Sadly that's a bait price. Hammer will be 700 or more. Condo town with 360/mo maintenance. That equivalent to about another 80k mortgage.


The other day, I saw a house listed for 900 with only an aerial image. Sold in hours for asking. People are desperate for a stable place to live.
 
Sadly that's a bait price. Hammer will be 700 or more. Condo town and listing doesnt include condo fee. That's suspicious (and terrible behaviour by RE agent, they should get sanctioned imo).

The other day, I saw a house listed for 900 with only an aerial image. Sold in hours for asking. People are desperate for a stable place to live.
Or to invest….let’s not forget actual home buyers are not the only ones bidding up the prices.
 
Not worth my time. Those end up selling for 150 to 200k over
IIRC your budget was 750k or so that the broker said is ok right?

Offer 600k and you never know what could happen.
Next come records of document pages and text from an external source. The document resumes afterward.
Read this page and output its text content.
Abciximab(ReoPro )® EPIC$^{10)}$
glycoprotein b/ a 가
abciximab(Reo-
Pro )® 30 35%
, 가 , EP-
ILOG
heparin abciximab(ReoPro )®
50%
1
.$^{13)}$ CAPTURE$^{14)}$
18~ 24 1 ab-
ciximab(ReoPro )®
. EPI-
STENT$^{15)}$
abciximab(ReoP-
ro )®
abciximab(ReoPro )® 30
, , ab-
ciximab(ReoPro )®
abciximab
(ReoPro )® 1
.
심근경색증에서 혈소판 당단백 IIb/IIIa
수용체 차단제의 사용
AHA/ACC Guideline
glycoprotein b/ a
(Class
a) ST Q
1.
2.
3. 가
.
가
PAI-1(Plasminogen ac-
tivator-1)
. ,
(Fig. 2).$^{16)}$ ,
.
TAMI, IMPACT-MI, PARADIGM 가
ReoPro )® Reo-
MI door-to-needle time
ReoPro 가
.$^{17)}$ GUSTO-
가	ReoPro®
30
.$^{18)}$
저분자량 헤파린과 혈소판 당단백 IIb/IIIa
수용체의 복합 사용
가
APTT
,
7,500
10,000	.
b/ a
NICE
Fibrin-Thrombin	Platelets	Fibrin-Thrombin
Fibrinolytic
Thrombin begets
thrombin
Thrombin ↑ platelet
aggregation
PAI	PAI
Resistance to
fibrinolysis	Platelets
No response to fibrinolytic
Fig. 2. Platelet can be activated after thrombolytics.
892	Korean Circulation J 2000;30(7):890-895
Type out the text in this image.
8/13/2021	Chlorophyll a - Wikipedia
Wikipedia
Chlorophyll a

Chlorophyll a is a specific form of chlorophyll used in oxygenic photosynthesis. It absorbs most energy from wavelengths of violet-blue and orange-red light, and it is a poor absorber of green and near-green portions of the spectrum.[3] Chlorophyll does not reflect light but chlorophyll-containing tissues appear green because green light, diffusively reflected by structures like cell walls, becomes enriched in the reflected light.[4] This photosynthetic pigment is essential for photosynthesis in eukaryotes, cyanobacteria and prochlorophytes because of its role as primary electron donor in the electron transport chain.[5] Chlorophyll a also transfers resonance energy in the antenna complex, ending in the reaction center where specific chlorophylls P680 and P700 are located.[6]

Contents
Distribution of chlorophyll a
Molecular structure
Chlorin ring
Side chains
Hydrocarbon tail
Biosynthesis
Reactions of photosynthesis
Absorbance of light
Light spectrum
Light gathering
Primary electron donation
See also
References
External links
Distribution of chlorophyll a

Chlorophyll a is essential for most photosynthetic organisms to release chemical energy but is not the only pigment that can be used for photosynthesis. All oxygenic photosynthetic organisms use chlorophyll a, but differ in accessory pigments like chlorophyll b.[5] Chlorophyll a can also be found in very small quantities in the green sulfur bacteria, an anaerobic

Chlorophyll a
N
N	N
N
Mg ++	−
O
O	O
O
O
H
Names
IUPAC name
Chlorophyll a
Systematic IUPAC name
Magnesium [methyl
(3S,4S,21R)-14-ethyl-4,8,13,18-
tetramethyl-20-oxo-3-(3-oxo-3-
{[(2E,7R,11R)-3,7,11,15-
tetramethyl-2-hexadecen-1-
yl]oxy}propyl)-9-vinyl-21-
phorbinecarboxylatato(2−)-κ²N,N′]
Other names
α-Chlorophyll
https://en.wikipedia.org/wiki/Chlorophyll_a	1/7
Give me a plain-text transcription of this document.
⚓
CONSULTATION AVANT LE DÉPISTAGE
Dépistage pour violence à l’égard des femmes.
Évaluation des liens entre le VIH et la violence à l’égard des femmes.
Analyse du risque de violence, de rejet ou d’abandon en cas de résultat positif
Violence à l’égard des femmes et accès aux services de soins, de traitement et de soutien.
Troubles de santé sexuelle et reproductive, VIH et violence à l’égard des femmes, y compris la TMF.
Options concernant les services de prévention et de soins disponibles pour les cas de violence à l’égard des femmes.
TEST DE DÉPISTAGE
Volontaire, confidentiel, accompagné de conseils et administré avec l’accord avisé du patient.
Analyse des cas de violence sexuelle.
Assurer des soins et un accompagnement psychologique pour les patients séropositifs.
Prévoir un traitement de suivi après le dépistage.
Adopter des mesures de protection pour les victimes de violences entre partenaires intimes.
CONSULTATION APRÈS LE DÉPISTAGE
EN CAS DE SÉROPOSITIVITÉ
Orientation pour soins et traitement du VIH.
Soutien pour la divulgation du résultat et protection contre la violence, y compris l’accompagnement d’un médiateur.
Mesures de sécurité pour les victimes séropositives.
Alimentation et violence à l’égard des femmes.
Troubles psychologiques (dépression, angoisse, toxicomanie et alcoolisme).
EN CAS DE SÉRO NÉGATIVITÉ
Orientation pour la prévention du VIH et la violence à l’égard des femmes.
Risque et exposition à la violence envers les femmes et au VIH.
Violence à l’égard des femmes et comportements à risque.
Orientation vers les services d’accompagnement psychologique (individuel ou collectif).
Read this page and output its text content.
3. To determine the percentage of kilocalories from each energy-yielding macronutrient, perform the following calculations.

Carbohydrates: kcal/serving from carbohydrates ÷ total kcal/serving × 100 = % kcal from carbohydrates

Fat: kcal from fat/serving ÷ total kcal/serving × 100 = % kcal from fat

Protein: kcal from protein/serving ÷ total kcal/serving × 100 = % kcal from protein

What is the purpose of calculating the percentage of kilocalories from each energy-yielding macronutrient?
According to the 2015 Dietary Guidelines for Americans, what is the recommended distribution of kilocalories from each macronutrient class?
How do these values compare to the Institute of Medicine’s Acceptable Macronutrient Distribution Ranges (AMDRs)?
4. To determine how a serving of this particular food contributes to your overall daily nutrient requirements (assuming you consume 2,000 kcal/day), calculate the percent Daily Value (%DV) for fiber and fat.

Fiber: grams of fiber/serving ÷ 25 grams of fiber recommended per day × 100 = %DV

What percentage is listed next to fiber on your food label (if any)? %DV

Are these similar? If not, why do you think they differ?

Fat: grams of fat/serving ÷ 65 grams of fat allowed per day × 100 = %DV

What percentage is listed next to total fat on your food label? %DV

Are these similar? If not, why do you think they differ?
My buddy got a condo in downtown Oakville late last year for under asking because the owner was greedy and no other offers came their way.
 
Anyone know how assignment sales work on prebuilds? Are they always allowed or there has to be a specific clause in the contract to allow it prior to project completion?

IIRC someone around here was doing it but it’s been a while since that discussion happened.
 
Anyone know how assignment sales work on prebuilds? Are they always allowed or there has to be a specific clause in the contract to allow it prior to project completion?

IIRC someone around here was doing it but it’s been a while since that discussion happened.
@LiNK666 did at least one before. Definitely investigate as much as possible. Like lease reassignments that used to be possible, builders will try hard to keep the money for themselves and make it difficult/expensive for you to profit.